Florentin's creative nerve centre since 2008
Radio EPGB occupies a narrow basement space on Shadal Street in Florentin, the neighbourhood that has functioned as Tel Aviv's creative engine for two decades. The bar opened in 2008 and has never stopped being the place where the city's musicians, designers, filmmakers, and night owls converge. It is dark, loud, cheap, and exactly right.
The programming covers live bands every Thursday through Saturday, with DJ sets filling the remaining nights. The music skews indie, post-punk, and electronic, though the bookers have eclectic taste and the calendar rewards checking. Local Israeli bands play alongside international touring acts, and the sight lines from the tiny standing area to the stage mean there is no bad position in the room.

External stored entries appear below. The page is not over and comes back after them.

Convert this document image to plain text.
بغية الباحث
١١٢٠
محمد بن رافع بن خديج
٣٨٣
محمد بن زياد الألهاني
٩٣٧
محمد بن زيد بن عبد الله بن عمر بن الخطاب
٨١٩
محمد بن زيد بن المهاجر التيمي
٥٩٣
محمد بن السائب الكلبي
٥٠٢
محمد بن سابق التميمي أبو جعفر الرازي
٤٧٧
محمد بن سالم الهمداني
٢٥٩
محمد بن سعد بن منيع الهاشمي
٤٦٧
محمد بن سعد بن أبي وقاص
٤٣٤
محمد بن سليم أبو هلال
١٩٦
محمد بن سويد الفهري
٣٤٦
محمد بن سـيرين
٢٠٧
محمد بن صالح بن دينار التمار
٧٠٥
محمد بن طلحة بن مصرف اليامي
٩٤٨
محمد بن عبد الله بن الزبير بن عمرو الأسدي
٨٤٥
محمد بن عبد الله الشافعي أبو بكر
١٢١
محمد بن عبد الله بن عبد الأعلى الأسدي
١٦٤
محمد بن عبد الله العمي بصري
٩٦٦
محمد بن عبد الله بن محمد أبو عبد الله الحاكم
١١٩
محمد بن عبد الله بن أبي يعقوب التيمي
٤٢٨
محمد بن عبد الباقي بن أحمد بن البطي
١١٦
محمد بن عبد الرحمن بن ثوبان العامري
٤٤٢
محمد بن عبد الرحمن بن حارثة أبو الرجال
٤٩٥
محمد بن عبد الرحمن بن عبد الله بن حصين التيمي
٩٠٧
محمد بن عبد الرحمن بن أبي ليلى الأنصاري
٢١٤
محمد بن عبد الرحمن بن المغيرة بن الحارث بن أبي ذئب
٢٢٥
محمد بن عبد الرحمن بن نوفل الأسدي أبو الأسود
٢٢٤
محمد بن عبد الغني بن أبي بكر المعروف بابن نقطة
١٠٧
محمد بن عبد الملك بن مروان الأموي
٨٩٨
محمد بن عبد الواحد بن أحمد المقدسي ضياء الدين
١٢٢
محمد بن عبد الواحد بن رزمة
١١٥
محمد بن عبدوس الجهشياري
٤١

Drinks are deliberately unpretentious. The beer list runs to Israeli craft and regional imports. Shots are cheap, cocktails are basic and cheap, and nobody is here for mixology. The point is the music, the crowd, and the accumulation of body heat that happens when 150 people are genuinely happy to be in the same room together.
This is the bar that ties together Tel Aviv's live music scene, and it has done so for long enough that multiple generations of Israelis have formative memories of the place. Among the hidden gems of Tel Aviv, Radio EPGB needs no discovery by tourists. It is beloved by a fiercely local crowd that shows up regardless of what is happening in the wider world, and that loyalty is the most honest endorsement any bar can have.
Arrive after 11pm Thursday through Saturday. Entrance is free or minimal cover for live shows. No reservations. The outdoor area on Shadal Street overflows in summer until the neighbours complain, which they always do, which changes nothing.